Der Luxemburger Verfassungsexperte Luc Heuschling erklärte seinerseits vergangene Woche im Tageblatt-Gespräch, dass die Luxemburger Regelung „absolut außergewöhnlich“ sei, weil Politiker darüber entscheiden würden, ob ein anderer Politiker vor Gericht muss. Man könne darüber diskutieren, ob diese Prozedur wirklich notwendig sei und ob solch ein Vorfall in einem modernen Rechtsstaat so gehandhabt werden müsse. Zudem müsse man hinterfragen, ob diese „spezielle Prozedur“ überhaupt noch an die heutige Zeit und Bedürfnisse angepasst sei und ob man sie nicht überdenken sollte.

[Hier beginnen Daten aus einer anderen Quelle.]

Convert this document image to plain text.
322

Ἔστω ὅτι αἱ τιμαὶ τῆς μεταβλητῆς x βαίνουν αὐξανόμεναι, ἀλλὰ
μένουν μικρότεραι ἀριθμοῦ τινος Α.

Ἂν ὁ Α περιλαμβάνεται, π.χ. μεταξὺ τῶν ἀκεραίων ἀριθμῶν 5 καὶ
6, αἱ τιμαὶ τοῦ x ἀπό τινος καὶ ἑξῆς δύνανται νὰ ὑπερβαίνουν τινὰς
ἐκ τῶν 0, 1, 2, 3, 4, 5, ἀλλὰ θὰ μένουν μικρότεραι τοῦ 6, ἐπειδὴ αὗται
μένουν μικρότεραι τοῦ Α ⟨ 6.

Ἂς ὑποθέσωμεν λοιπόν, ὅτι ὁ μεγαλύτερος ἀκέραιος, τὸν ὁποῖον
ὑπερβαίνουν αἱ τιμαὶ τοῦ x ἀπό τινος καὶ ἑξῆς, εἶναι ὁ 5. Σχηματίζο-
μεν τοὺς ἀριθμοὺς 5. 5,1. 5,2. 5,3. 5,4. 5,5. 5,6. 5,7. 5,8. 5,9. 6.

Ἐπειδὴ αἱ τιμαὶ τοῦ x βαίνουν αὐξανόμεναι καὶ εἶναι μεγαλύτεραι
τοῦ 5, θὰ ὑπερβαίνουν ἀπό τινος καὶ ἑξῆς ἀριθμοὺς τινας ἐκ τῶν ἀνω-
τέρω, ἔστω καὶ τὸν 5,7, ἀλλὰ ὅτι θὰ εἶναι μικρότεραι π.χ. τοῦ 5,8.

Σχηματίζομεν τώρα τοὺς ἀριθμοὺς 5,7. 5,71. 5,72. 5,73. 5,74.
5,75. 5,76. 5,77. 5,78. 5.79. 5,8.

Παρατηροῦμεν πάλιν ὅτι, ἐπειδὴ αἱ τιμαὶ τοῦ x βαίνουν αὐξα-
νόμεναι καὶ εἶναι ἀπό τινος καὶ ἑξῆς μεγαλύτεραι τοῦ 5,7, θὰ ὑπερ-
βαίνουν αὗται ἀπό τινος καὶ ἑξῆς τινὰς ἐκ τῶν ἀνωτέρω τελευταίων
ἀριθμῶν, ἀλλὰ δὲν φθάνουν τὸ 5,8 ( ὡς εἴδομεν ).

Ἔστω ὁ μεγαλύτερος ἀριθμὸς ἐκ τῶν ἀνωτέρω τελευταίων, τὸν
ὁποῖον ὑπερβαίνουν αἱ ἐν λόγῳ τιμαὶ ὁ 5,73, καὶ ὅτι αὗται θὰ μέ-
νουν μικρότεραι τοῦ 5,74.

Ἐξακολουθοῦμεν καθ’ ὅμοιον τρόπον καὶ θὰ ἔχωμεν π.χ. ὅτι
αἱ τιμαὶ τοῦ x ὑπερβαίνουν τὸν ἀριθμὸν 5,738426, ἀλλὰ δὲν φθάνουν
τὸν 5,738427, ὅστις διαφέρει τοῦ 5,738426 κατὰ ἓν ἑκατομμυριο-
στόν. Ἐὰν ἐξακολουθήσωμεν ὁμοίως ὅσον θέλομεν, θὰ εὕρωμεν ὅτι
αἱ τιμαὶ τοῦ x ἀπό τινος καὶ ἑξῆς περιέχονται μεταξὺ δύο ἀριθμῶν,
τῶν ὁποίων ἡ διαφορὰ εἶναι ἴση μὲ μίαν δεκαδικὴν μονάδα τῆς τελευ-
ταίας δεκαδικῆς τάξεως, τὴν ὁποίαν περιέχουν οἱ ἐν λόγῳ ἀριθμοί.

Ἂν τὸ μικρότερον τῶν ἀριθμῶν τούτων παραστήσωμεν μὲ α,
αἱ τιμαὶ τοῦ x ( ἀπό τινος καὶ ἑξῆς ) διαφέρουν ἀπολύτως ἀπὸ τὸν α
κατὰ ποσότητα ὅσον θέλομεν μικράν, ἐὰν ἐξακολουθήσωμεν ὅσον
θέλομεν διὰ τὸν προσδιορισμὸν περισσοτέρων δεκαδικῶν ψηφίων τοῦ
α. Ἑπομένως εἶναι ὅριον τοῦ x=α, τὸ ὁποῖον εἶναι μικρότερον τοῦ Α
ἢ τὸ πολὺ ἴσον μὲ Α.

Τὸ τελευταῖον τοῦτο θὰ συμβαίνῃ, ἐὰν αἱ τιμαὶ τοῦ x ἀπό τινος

Anlehnung an Abgeordneten-Status

Nun also soll Abhilfe geschaffen werden, meint der LSAP-Politiker Di Bartolomeo. „Schon im eigentlich fertigen Verfassungstext (Projet de Loi N° 6030) von 2018 wurden solche Angelegenheiten in die Hände der Justiz übergeben“, sagt Di Bartolomeo. „In diesem wurde auch die zivil- und strafrechtliche Haftung der Regierungsmitglieder geregelt und an die der Abgeordneten angelehnt.“ Diese Regelungen wären auch im neuen Text übernommen worden, da weiterhin ein Konsens in dieser Hinsicht bestand.

Die neuen Regelungen werden nun in vier Paragrafen in Artikel 83 des neuen Verfassungstextes geregelt:

1. Le Gouvernement et ses membres sont responsables devant la Chambre des Députés.

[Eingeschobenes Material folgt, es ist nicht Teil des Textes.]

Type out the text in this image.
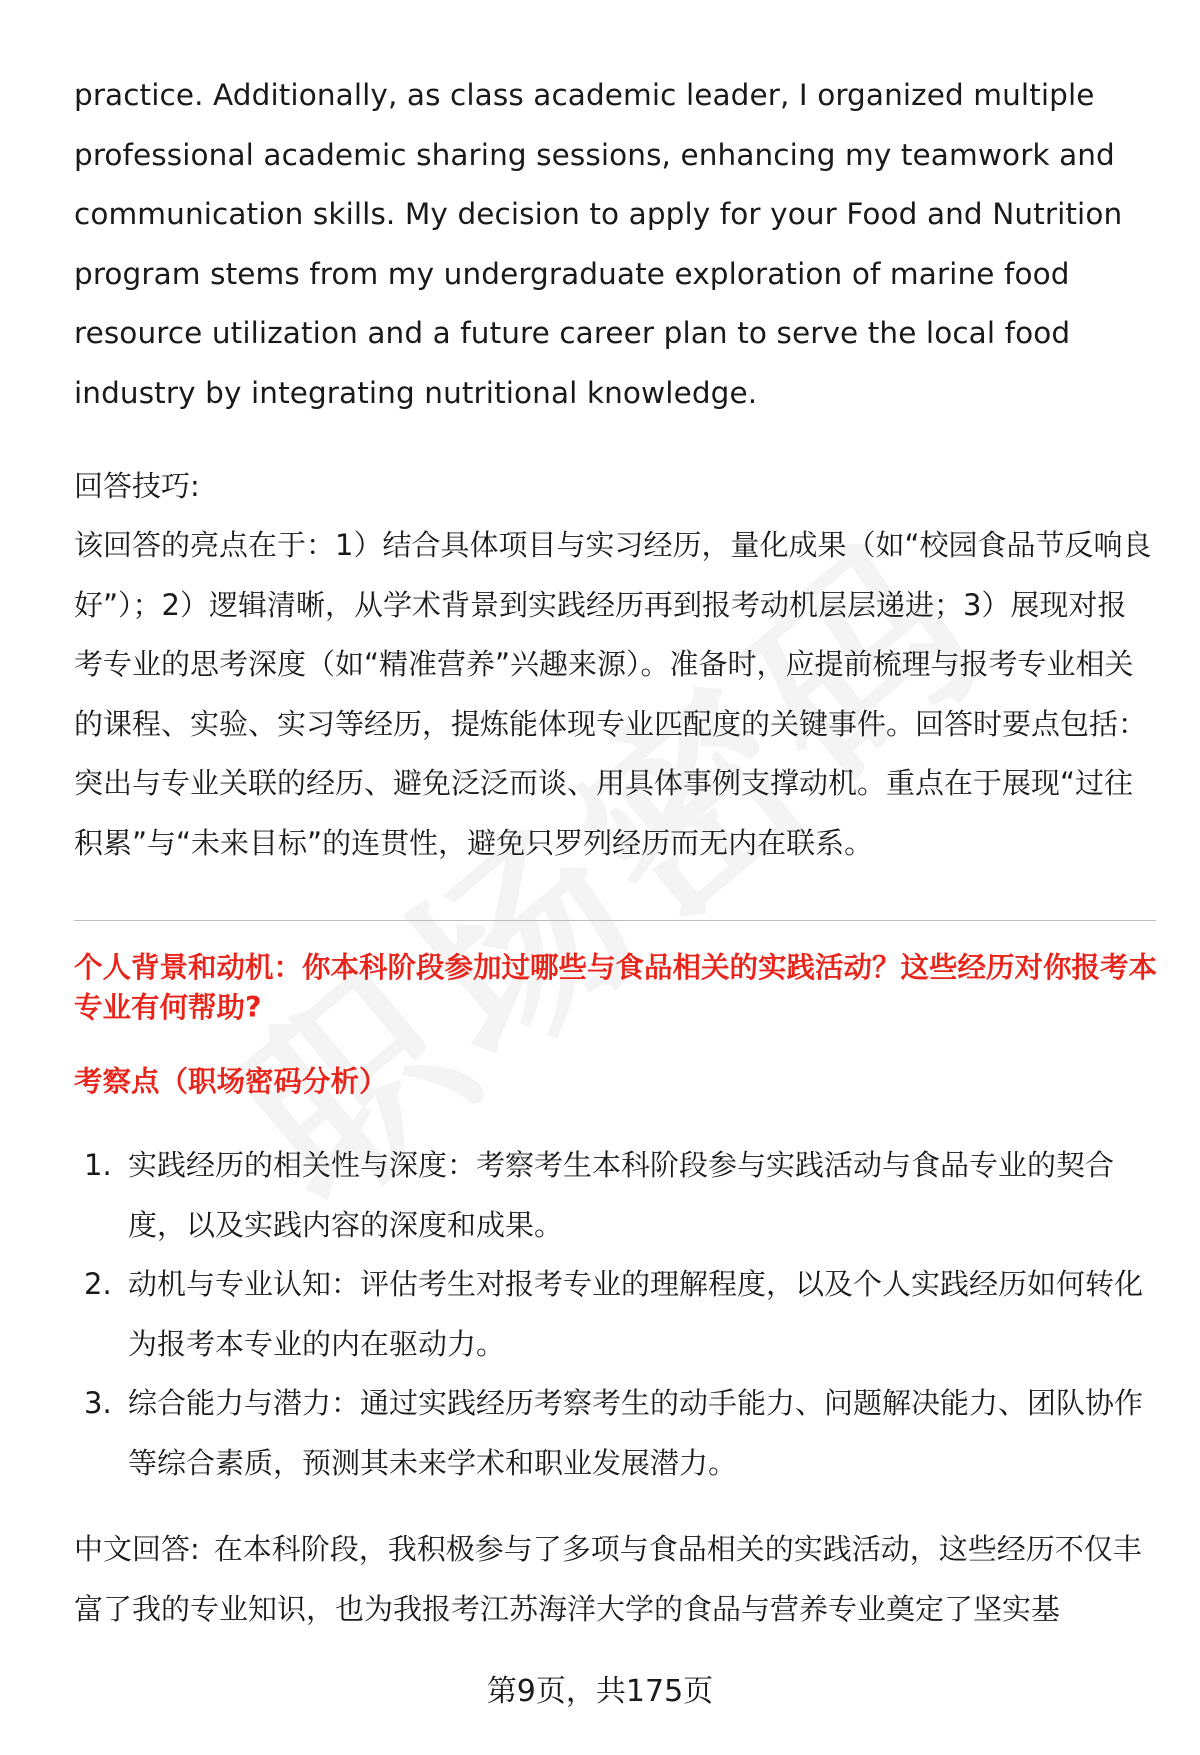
practice. Additionally, as class academic leader, I organized multiple professional academic sharing sessions, enhancing my teamwork and communication skills. My decision to apply for your Food and Nutrition program stems from my undergraduate exploration of marine food resource utilization and a future career plan to serve the local food industry by integrating nutritional knowledge.

回答技巧:

该回答的亮点在于：1）结合具体项目与实习经历，量化成果（如“校园食品节反响良好”）；2）逻辑清晰，从学术背景到实践经历再到报考动机层层递进；3）展现对报考专业的思考深度（如“精准营养”兴趣来源）。准备时，应提前梳理与报考专业相关的课程、实验、实习等经历，提炼能体现专业匹配度的关键事件。回答时要点包括：突出与专业关联的经历、避免泛泛而谈、用具体事例支撑动机。重点在于展现“过往积累”与“未来目标”的连贯性，避免只罗列经历而无内在联系。

个人背景和动机：你本科阶段参加过哪些与食品相关的实践活动？这些经历对你报考本专业有何帮助?
考察点（职场密码分析）
1. 实践经历的相关性与深度：考察考生本科阶段参与实践活动与食品专业的契合度，以及实践内容的深度和成果。
2. 动机与专业认知：评估考生对报考专业的理解程度，以及个人实践经历如何转化为报考本专业的内在驱动力。
3. 综合能力与潜力：通过实践经历考察考生的动手能力、问题解决能力、团队协作等综合素质，预测其未来学术和职业发展潜力。

中文回答: 在本科阶段，我积极参与了多项与食品相关的实践活动，这些经历不仅丰富了我的专业知识，也为我报考江苏海洋大学的食品与营养专业奠定了坚实基

第9页，共175页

2. Les membres du Gouvernement ne répondent ni civilement ni pénalement des opinions qu’ils émettent à l’occasion de l’exercice de leur fonction.

3. Les membres du Gouvernement sont pénalement responsables des actes commis par eux dans l’exercice de leur fonction. Seul le ministère public peut intenter et diriger les poursuites à l’encontre d’un membre du Gouvernement pour ces actes, même après cessation de sa fonction.

4. Sauf le cas de flagrant délit, toute arrestation d’un membre du Gouvernement nécessite l’autorisation préalable de la Chambre des Députés. Cette autorisation n’est pas requise pour l’exécution des peines, même celles privatives de liberté, prononcées à l’encontre d’un membre du Gouvernement.

„Der erste Paragraf hält eigentlich die dem Parlament zugrunde liegende Kontrollfunktion der Regierung fest“ und habe nicht unbedingt etwas mit dem laufenden Verfahren zu tun. Der zweite Paragraf hingegen lege fest, dass Minister nicht aufgrund von Meinungsäußerungen, die im Rahmen ihres Amtes getroffen werden, belangt werden können. „Das bedeutet nicht, dass Regierungsmitglieder vollständige Immunität genießen, wie fälschlicherweise oft behauptet werde“, so Di Bartolomeo.

„Zivil- und strafrechtliche Moderne“

Für den jetzigen Fall aber spiele vor allem der dritte Paragraf eine entscheidende Rolle. In diesem werde klar festgehalten, dass es allein der Staatsanwaltschaft obliege, gegen einen Minister oder ehemaligen Minister Ermittlungen einzuleiten. „Das ist der entscheidende Unterschied zum derzeitigen Verfassungstext, in dem festgehalten wurde, dass diese Rolle dem Parlament zufällt“, sagt der LSAP-Politiker. „Im Verfassungstext heißt es weiterhin, dass die genaue Prozedur in einem Gesetz festgehalten werden soll, nur: Dieses Gesetz wurde nie gestimmt.“ Der entsprechende Artikel sei in der Praxis kaum anwendbar und ein Relikt früherer Zeiten, so Di Bartolomeo.

Paragraf Nummer vier lege dann lediglich fest, dass die Festnahme eines Ministers vom Parlament abgesegnet werden muss – es sei denn, der Minister werde beim Begehen einer Straftat ertappt, dann kann die Festnahme auch umgehend erfolgen. „Aus straf- und zivilrechtlicher Sicht wird die Regierung durch die Verfassungsrevision in die Moderne hineingeführt“, sagt Di Bartolomeo.

marc
26. April 2022 - 19.38

Bei der Argumentstion kommt mir unweigerlich in den Sinn " Eine Krähe mag einer anderen Krähe kein Auge auszupicken" Alle Politiker erklären sich demnach befangen!